Nach diesen Rücktritten forderten der rechte Parteiflügel, die Konservativen und bürgerliche Medien Corbyns Abgang – er habe die Fraktion nicht mehr hinter sich und so gebe es keine effektive Opposition mehr. Bei einer fraktionsinternen Misstrauensabstimmung stimmten achtzig Prozent gegen Corbyn. Doch er weigerte sich, zurückzutreten. Das stellte für die Parteirechten ein ernstes Problem dar. Sie hatten gehofft, ihn zum Rücktritt bewegen zu können, um ihn ohne Votum der Parteibasis loszuwerden – denn sie wissen um die ungebrochene Unterstützung unter den Mitgliedern. Als einziges Mittel blieb die Erzwingung einer Abstimmung über den Parteivorsitz – und selbst hier wurde versucht, Corbyn mit bürokratischen Tricks aus dem Rennen zu werfen, indem man (letztlich erfolglos) argumentierte, er müsse – genau wie etwaige GegenkandidatInnen – Unterstützungsunterschriften aus der Fraktion sammeln (was ihm nicht gelungen wäre). Allerdings wurden die Regeln verschärft, so dass die 130.000 Mitglieder, die in den sechs Monaten vor der Wahl eingetreten sind – nicht wählen dürfen. Dies sind vor allem solche, die eingetreten sind, um Corbyn den Rücken zu stärken. Zudem wurde die Gebühr, um sich als UnterstützerIn zu registrieren, drastisch erhöht.
Corbyn vor Wiederwahl?
Dennoch ist es sehr wahrscheinlich, dass Corbyn die Wahl gewinnen wird. Spannend wird die Frage, wie es danach weitergeht. Einige Parteirechte denken laut über eine Abspaltung nach.

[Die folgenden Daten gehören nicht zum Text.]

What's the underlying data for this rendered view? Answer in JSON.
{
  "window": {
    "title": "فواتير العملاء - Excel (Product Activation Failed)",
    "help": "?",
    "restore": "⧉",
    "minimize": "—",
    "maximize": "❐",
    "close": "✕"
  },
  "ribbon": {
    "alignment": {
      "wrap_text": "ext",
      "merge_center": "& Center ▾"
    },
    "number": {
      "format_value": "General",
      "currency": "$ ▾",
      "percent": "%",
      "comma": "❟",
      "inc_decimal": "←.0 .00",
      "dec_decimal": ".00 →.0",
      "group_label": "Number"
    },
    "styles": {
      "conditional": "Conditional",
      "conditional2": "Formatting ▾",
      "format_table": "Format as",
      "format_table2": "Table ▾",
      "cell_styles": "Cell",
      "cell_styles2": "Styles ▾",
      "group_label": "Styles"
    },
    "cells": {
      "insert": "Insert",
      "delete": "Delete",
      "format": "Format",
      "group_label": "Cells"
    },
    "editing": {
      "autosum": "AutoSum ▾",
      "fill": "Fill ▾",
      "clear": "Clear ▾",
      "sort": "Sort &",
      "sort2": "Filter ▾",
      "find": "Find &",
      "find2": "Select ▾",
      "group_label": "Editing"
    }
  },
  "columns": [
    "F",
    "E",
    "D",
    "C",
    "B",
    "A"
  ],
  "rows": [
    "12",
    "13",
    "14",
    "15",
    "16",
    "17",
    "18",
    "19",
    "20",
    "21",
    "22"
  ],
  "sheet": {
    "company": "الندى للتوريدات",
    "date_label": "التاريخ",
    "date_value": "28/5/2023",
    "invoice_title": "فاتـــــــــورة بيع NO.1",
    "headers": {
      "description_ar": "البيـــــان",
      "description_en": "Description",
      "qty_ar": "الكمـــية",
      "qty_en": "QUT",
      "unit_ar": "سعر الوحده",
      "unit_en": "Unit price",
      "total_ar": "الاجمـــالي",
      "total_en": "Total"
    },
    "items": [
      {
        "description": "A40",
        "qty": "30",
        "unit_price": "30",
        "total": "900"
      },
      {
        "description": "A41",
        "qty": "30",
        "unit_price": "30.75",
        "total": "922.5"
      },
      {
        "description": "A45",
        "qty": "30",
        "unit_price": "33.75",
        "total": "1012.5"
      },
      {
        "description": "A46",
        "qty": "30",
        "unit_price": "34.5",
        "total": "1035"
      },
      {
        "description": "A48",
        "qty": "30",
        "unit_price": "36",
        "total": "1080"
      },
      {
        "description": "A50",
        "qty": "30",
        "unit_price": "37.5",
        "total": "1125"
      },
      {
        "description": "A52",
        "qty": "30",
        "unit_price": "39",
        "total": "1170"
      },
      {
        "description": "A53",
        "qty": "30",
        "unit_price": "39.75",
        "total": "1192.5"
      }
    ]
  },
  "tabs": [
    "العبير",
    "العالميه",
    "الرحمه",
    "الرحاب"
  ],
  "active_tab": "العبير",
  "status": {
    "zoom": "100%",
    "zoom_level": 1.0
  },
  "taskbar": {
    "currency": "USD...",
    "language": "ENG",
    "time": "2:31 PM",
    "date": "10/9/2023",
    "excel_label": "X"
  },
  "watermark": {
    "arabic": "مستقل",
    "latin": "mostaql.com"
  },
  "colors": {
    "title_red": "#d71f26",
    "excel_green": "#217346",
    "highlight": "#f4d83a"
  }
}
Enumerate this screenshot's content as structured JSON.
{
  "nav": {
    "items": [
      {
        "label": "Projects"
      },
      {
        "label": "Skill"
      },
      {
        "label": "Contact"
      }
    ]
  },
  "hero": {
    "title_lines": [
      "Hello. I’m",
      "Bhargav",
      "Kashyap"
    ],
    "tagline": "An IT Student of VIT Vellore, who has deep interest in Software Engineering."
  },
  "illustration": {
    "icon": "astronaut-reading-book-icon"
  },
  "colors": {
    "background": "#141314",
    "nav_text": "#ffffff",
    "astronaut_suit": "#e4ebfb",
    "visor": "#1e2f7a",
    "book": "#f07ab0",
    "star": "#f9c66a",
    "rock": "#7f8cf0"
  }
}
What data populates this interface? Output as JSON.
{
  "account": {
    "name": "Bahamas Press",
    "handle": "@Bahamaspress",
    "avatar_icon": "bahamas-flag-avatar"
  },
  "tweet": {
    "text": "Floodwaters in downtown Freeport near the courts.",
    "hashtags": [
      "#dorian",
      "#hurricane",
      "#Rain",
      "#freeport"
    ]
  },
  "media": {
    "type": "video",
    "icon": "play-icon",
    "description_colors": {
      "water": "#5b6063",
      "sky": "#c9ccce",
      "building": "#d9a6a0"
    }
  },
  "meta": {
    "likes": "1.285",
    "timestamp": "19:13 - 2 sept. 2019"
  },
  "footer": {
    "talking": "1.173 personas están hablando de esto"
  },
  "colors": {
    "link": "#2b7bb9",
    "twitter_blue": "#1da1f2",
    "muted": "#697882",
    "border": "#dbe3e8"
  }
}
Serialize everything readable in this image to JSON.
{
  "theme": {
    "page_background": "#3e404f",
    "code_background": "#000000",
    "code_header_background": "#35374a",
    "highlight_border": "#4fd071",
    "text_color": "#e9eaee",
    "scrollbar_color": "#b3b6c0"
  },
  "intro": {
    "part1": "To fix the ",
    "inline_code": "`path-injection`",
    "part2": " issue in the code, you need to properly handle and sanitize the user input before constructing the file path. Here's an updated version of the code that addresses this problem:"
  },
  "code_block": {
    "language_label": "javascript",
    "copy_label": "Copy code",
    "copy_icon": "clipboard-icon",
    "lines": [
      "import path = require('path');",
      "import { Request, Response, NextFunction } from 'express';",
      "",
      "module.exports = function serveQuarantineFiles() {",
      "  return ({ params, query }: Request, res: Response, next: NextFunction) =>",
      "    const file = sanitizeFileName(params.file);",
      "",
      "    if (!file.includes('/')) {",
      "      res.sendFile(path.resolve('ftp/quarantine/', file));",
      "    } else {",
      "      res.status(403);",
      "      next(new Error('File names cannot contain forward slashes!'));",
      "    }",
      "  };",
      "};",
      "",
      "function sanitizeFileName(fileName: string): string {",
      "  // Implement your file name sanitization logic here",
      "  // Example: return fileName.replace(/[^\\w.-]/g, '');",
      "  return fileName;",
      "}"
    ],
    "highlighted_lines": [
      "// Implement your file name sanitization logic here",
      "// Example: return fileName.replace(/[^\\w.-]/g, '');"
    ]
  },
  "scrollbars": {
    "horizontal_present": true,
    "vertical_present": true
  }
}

Corbyn und seine UnterstützerInnen sollten erkennen, dass es keinen Sinn hat, den Rechten die Hand der Versöhnung zu reichen. Die Neoliberalen in der Partei werden alles tun, um Corbyn loszuwerden. Das kann nur verhindert werden, wenn die Partei demokratisiert wird – beispielsweise durch die Abwahl von Abgeordneten, die sich gegen die Interessen der Arbeiterklasse stellen, durch die Parteibasis. Die Socialist Party (Schwesterorganisation der SAV in England und Wales) sieht sich als Teil der entstehenden linken Bewegung. Sie fordert die Möglichkeit, für sich und andere linke Organisationen, einer breiten, föderalen Labour Party beizutreten und gemeinsam für ein sozialistisches Programm zu kämpfen – auf dieser Grundlage könnte eine von Corbyn angeführte Labour Party an die Macht kommen und eine grundsätzlich andere Politik durchführen, die sich auf Massenmobilisierungen stützt. Die Parteirechte nimmt dies zum Anlass, um das Schreckgespenst einer Übernahme der Partei durch „trotzkistische“ Kräfte an die Wand zu malen. Die Socialist Party hat vor dem Hintergrund viele Möglichkeiten, ihre Positionen im Fernsehen zu erklären. Generalsekretär Peter Taaffe sagte in einem TV-Interview: „Labour hat sich verändert. Sie ist jetzt schon wahrscheinlich die größte linke Partei Westeuropas. Sie ist eine radikale Partei, und sie ist anders als die Labour Party der Vergangenheit. Wir möchten ein Teil dieses spannenden Projekts sein.“ Diese Strategie bedeutet im Prinzip eine Neugründung der Partei – die zehntausenden Neumitglieder haben ohnehin das interne Kräfteverhältnis erheblich nach links verschoben. Um dieses Potenzial zu nutzen, braucht es einen Bruch mit der Parteirechten und einen Zusammenschluss mit anderen linken, sozialistischen Kräften. Dann kann eine Bewegung entstehen, die in der Lage ist, die weit verbreitete Hoffnung auf eine politische Alternative zur Austeritätspolitik zu erfüllen.